When the EHT revealed the first photograph of Sagittarius A*, the supermassive black hole at the center of our Milky Way galaxy, in May, it accomplished the feat once more, showing a lumpy, hazy golden ring on a dark background.

Farhad Yusef-Zadeh, an astronomer at Northwestern University in Illinois, was one among the countless scientists anxiously awaiting the sight of that photograph. He had a special interest in the EHT's study on Sagittarius A* since he had been given valuable JWST time earlier this year to observe the enormous black hole.

In addition to the conventional limitations of a black hole, Sagittarius A* has regions along its event horizon that can abruptly spew out particles at close to the speed of light. These flares can happen four or five times a day, making Sagittarius A* a highly unpredictable creature (the event horizon of a black hole is the region beyond which nothing, not even light, can escape).

Each flare is first detectable in the infrared, but as time passes, the signal gradually extends into what astronomers refer to as submillimeter radiation. Interestingly, the submillimeter radiation that the Event Horizon Telescope collects to create its black hole images is also what allows scientists to detect both the underlying black hole's signal and the flare's signal.

JWST contributes a number of advantages to the partnership. There are no clouds to obstruct observations because the spacecraft is orbiting a location around 1 million miles (1.5 million kilometers) from Earth. Additionally, the observatory's large sunshield and remote location keep its equipment cool enough to examine infrared light. Additionally, Webb has two devices that can simultaneously collect data in two distinct wavelengths of infrared light.

Due to the collaboration with the EHT, Yusef-team Zadeh's is bound by the program's timing restrictions.
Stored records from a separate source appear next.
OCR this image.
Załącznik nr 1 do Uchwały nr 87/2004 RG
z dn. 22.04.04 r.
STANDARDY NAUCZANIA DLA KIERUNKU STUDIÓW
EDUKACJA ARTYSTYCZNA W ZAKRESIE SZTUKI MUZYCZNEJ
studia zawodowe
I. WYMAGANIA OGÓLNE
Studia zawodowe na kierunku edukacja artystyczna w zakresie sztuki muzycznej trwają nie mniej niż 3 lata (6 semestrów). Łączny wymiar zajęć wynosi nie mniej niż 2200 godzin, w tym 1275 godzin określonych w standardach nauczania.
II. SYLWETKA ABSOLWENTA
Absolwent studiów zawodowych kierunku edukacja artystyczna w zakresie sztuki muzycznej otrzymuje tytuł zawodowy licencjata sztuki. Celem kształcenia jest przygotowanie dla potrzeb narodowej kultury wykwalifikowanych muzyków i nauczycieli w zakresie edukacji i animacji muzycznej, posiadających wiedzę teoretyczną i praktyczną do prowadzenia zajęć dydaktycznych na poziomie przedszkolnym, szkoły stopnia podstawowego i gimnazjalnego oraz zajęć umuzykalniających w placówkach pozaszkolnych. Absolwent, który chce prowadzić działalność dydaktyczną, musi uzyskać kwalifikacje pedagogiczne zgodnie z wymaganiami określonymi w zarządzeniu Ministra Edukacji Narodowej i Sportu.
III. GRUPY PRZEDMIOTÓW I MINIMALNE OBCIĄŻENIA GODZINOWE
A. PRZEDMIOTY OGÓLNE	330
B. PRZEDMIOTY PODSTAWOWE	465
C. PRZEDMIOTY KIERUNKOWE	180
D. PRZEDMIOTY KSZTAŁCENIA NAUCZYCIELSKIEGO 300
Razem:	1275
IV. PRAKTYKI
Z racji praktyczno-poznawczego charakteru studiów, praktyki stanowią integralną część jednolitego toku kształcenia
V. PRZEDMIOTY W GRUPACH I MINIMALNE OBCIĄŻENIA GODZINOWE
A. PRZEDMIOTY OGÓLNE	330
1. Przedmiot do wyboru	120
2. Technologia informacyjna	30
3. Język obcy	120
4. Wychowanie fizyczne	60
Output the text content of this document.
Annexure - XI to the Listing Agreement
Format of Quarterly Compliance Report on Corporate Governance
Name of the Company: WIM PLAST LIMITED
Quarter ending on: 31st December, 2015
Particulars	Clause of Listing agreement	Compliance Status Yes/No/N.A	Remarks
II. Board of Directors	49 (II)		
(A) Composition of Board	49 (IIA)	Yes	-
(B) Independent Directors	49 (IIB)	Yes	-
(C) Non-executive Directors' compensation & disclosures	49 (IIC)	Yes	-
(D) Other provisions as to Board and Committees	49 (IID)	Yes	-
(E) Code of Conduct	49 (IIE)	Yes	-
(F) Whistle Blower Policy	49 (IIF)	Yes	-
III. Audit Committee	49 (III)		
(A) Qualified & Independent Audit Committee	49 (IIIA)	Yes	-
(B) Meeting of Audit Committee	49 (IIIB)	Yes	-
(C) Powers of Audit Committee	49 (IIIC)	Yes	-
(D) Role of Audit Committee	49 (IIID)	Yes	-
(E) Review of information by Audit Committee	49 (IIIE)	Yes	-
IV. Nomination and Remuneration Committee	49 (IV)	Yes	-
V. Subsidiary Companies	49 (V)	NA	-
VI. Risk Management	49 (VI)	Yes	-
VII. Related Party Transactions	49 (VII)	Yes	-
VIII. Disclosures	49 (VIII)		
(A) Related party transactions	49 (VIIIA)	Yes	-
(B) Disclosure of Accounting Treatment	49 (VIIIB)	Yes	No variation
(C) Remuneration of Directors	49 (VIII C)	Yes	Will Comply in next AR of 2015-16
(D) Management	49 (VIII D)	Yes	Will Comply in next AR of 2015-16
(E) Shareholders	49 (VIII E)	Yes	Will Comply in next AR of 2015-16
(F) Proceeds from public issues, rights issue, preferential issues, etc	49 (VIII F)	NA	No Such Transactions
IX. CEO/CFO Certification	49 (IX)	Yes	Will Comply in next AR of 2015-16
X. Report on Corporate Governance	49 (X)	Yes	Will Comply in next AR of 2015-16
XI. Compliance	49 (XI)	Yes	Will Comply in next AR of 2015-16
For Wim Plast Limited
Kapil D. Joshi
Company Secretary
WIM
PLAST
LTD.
Typically, the program conducts its observations over the course of roughly a week in March or April to take advantage of the best weather. He noted that the tentative date for the campaign next spring is April 2023, when JWST would spend 25 hours observing the supermassive black hole.

Yusef-Zadeh stated that he anticipates the Webb observations of flares to teach scientists a great deal about how these features work independently of the EHT data.